По волнам жизни. Том 1 - Всеволод Стратонов
Шрифт:
Интервал:
Закладка:
Рекомендация Бредихиным в директоры Германа Струве было с его стороны ядовитым скандалом. Только три года назад были приняты меры к смещению немецкой династии Струве в Пулкове посредством назначения Бредихина, и вдруг он сам, призванный русифицировать от Струве обсерваторию, предлагает эту династию восстановить… Выставление кандидатуры С. П. Глазенапа, всем известного личного врага Бредихина, обладающего к тому же малым научным престижем, было ядовитой шуткой…
Естественно, что единственным приемлемым кандидатом являлся академик О. А. Баклунд, швед по происхождению, ученый с большим астрономическим именем. Он и был назначен директором обсерватории.
Несколько лет спустя, когда шум, поднятый около этой истории, улегся, я спросил:
— Почему же, Федор Александрович, вы не порекомендовали, помимо Глазенапа, на свое место кого-либо из приемлемых русских профессоров астрономии?
Бредихин сощурил глаза:
— Ну, а кого же? Скажите! Я и сам рад буду узнать…
Я задумался, а он говорит:
— Вы, верно, скажете — Белопольского? Да, он трудолюбив; но он дурак!
— Ну, а если бы Цераского?
Бредихин посмотрел на меня выразительно, как будто я сказал большую глупость, и промолчал.
Не думаю, чтобы кандидатура Цераского была неудачной. Цераский был заместителем Ф. А. по московской кафедре, и, очевидно, между ними возникли личные счеты. Конечно, Цераский — человек безусловно талантливый — стоял головой выше в научном отношении рекомендованного Бредихиным в шутку Глазенапа.
Потеряв высокий генеральский пост, Ф. А. стал быстро изменяться. Он продолжал, по роли академика, работать научно. И как-то он понемногу начал обращаться в такого же милого и гостеприимного Федора Александровича, каким он владел общими симпатиями в начале своей пулковской деятельности.
Русская астрономическая молодежь опять стала его посещать. Через некоторое время состоялось его примирение с лидерами русской партии в Пулкове — А. П. Соколовым и А. А. Белопольским. Некоторый осадок горечи по поводу пережитого у всех, конечно, на душе оставался; но о печальном последнем годе управления Бредихиным Пулковской обсерваторией по безмолвному соглашению старались не вспоминать.
Через некоторое время умерла жена его Анна Дмитриевна. Между супругами не замечалось душевной близости, но все же смерть жены, видимо, сильно повлияла на постаревшего уже Федора Александровича.
Еще через несколько лет скончался и он сам, искренне всеми сожалеемый.

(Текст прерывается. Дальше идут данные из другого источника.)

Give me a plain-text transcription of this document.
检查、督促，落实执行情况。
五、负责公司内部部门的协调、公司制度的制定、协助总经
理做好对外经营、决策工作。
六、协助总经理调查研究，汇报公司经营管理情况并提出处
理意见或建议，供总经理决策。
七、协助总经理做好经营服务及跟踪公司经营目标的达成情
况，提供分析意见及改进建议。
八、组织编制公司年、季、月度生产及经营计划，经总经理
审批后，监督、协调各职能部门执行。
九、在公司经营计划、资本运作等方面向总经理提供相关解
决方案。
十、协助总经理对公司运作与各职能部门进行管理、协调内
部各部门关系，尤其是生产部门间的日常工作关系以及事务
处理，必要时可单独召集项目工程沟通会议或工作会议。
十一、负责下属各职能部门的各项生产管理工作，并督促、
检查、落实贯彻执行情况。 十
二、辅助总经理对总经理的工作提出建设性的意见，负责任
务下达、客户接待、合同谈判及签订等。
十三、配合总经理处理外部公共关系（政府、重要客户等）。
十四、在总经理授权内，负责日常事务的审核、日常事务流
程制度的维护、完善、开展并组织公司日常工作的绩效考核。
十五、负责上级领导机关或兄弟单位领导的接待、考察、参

Прошлое постарались уже забыть, а его научное имя все же было лучшим украшением русской астрономии за истекшее столетие. К числу других его заслуг принадлежит и то, что он оставил целую школу своих русских последователей по изучению кометных явлений: К. Д. Покровского, С. К. Костинского, И. Полака, С. В. Орлова и других. Таким количеством специалистов по данному вопросу не может, пожалуй, похвалиться ни одна страна.
Немецко-шведская группа
Заменивший Бредихина на директорском посту Оскар Андреевич Баклунд был не только большим ученым, но и большим дипломатом. Хитрость ощущалась в самой манере О. А. разговаривать. Когда он не сразу видел, как надо ответить, издавал ртом некоторое время: «ммэммэ… ммэ», пока в мыслях не созревал надлежащий ответ. С теми лицами, кто в нем не нуждался и ничего не искал, О. А. был изысканно любезен.
Хотя и швед по происхождению, О. А. придерживался русской ориентации. И его семья значительно обрусела. Один из сыновей, например, будучи офицером артиллеристом, с честью поддержал, во время большевизма, мундир русского офицера[204] и т. д.
В более молодые годы О. А. проявил поступок, который мог ему стоить и дорого. Он был привлечен династией Струве в Пулково. Благодаря своим действительно выдающимся работам по исследованию движения кометы Энке[205], О. А. был избран адъюнктом Академии наук, то есть попал уже в относительно независимое положение от Струве. В это время он и напечатал мемуар, в котором была указана ошибка, допущенная в одном из трудов Пулковской обсерватории. Насколько вспоминаю теперь, О. А. указал, что поправки к отсчетам на измерительных кругах были приданы не с тем знаком: вместо плюса — с минусом, или наоборот.
Он оказался правым в своей критике. Но можно себе представить гнев династии Струве на Баклунда! Ошибок в династии не полагалось… Ну, а если они и были, то как же можно на них указывать… Отсюда на долгий ряд лет О. А. рассматривался как личный враг рода Струве.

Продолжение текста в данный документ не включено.